Pour Hugo Lasat, le CEO de Degroof Petercam Asset Management (DPAM), les fusions et acquisitions dans le secteur vont fort augmenter.
Il prédit que la gestion indicielle pure et simple finira par disparaître dans une partie importante du segment institutionnel. La gestion active qui crée réellement de la valeur ajoutée et la gestion d’actifs as a service sont par contre des business models en plein essor. Les fusions et acquisitions dans le secteur vont inévitablement augmenter, notamment parce que les acteurs sont trop nombreux. Et il est dommage que Bruxelles et la Belgique ne jouent pas mieux leurs atouts en tant que centre financier.
Voici quelques extraits d’un podcast avec Hugo Lasat (photo).
Hugo Lasat commence : « D’une manière générale, les actifs sous gestion dans le secteur de la gestion d’actifs devraient augmenter d’environ 5 % en 2020, toutes classes d’actifs confondues. Sur cette augmentation de 5 %, qui représente un montant très important car nous parlons de milliers de fonds, les fonds ouverts, sans compter les mandats, sont passés de 52 000 à environ 55 200 milliards d’euros. Sur ce total, environ quatre cinquièmes s’expliquent par l’effet de marché, et un cinquième est de l’argent frais. Il s’agit des chiffres de l’EFAMA.
De plus, nous pouvons également constater que durant la période de turbulences que nous avons connue en 2020 et qui se poursuit encore actuellement, les gestionnaires d’actifs ont encore mieux su accompagner leurs clients. Le secteur a fait d’énormes progrès en termes de communication, d’information et de diffusion. »
Lasat : « En 2020, nous avons constaté que les différents business models ont subi un stress test. Il existe de nombreux modèles différents, tout comme il existe différents chemins menant à Rome. Vous avez d’abord les gestionnaires passifs, puis les gestionnaires spécialisés et/ou actifs, puis ceux qui se concentrent sur des solutions haut de gamme et enfin, les ‘smart packagers’.
En ce qui concerne la clientèle, vous avez les particuliers et les institutionnels. Ces derniers peuvent être subdivisés en wholesale /distribution d’une part, et en clients finaux d’autre part. Aujourd’hui, certains modèles se retrouvent sous pression, comme les one-trick pony’s qui n’ont qu’une seule expertise. Les facteurs exogènes exercent une pression sur leur business model, sauf s’ils se trouvent par hasard dans le bon segment.

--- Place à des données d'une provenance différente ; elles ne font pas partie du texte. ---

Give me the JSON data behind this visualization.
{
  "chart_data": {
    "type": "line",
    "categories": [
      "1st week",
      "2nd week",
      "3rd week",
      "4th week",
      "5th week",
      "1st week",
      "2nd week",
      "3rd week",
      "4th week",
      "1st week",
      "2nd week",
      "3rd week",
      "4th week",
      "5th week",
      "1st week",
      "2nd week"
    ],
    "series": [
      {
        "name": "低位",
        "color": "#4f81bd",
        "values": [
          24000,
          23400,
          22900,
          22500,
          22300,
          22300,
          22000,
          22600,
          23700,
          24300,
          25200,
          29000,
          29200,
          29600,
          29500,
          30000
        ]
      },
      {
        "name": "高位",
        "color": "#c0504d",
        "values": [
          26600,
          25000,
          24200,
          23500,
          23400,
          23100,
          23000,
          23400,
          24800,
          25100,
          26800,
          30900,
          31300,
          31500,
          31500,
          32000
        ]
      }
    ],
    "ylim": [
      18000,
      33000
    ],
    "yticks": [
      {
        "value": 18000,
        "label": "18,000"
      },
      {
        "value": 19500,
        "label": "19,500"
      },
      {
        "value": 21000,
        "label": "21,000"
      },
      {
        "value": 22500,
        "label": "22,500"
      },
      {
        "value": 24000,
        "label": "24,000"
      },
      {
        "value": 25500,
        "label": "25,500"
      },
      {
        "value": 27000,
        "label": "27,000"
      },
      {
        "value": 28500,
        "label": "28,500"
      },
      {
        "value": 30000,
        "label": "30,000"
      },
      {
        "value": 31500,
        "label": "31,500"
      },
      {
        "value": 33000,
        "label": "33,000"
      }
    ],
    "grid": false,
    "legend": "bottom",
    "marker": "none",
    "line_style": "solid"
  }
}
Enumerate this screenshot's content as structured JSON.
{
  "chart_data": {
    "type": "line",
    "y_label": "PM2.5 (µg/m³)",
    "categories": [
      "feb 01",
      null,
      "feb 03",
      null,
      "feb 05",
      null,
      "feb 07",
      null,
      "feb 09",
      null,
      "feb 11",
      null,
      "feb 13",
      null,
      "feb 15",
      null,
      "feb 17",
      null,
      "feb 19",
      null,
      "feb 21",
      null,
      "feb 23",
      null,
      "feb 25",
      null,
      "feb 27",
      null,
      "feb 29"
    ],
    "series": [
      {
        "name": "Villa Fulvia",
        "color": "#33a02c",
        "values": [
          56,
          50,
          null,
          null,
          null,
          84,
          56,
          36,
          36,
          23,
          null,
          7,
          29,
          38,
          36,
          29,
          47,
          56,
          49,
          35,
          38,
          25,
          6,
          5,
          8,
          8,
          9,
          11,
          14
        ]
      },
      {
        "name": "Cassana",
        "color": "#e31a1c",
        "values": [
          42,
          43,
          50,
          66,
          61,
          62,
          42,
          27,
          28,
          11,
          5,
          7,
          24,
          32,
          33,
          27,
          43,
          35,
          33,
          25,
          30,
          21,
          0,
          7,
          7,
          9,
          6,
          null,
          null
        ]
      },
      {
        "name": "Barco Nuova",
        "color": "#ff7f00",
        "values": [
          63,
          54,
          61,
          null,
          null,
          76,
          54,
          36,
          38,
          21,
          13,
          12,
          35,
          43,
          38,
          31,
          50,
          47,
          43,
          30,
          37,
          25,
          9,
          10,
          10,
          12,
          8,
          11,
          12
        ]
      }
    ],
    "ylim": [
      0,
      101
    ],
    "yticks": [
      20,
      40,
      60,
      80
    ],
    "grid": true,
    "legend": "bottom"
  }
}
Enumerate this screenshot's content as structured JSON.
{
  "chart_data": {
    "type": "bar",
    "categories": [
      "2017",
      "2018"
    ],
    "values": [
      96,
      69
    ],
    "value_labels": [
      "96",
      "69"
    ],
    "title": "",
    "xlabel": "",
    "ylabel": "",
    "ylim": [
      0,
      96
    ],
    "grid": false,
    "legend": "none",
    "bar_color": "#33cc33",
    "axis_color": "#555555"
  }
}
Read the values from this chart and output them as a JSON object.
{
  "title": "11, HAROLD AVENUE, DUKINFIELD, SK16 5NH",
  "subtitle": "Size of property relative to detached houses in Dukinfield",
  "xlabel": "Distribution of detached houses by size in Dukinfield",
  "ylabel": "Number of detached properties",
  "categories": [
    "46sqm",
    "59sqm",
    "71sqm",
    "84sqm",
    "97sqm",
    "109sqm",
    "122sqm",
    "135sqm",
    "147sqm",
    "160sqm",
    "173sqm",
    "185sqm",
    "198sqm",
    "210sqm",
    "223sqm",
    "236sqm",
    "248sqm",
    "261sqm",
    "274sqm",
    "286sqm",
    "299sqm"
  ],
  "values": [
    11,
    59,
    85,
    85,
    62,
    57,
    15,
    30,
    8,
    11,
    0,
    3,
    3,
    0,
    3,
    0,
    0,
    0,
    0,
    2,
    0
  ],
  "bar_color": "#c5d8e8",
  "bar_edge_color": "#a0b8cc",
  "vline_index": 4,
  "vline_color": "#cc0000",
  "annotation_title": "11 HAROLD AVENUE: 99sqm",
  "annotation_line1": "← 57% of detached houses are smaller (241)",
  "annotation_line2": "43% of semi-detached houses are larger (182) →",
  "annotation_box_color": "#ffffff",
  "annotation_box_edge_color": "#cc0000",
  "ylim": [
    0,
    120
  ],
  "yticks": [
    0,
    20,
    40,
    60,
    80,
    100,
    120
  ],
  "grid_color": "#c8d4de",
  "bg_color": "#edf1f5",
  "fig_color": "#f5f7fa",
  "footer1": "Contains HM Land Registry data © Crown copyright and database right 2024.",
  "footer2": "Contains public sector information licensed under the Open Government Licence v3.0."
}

Deuxièmement, je m’attends à ce que la gestion indicielle pure et simple prenne fin. Il ne s’agit pas du débat entre actif et passif, qui faisait déjà rage il y a 30 ans et même avant. Mais quand on voit ce que le segment institutionnel de l’industrie de la gestion d’actifs exige, comme l’analyse factorielle, les rapports ESG, le ‘solvency reporting’, la divulgation spécifique, etc., on peut être pratiquement certain que cette gestion purement indicielle, sans services d’accompagnement, se retrouvera sous pression.
De même, la partie des gestionnaires d’actifs qui proposent en soi une gestion active, mais offrent de faibles écarts par rapport à l’indice de référence, une ‘active share’ ou ‘tracking error’ limitée, le tout avec des coûts relativement élevés, sera également mise sous pression.
À un moment donné, les simples ‘packagers’ de l’expertise d’autrui devront apporter une valeur ajoutée. D’autre part, en plus de ces quatre modèles, il existe également d’autres possibilités pour créer de la valeur, comme les plateformes de distribution, qui jettent un pont direct entre les gestionnaires d’actifs et le client final. D’autres acteurs qui fournissent des services ‘asset management as a service’ en plus de la gestion purement financière ont également un avenir intéressant.
On obtient ainsi un nouvel univers avec, d’une part, des business models classiques, qui sont de toute façon tous challengés, et d’autre part, des entreprises plus orientées vers la technique ou ayant une approche différente – numérique – du client.»
Revenu
McKinsey estime qu’un gestionnaire d’actifs gagne en moyenne 15 points de base sur les actifs sous gestion. Lasat : « Ainsi, 100 euros sous gestion génèrent 15 centimes de résultat d’exploitation brut. Il s’agit donc d’une activité à faible marge, qui va de pair avec le volume. Cette rentabilité d’exploitation se répartit entre environ 35 points de base de marge bénéficiaire et des coûts estimés à 20 points de base.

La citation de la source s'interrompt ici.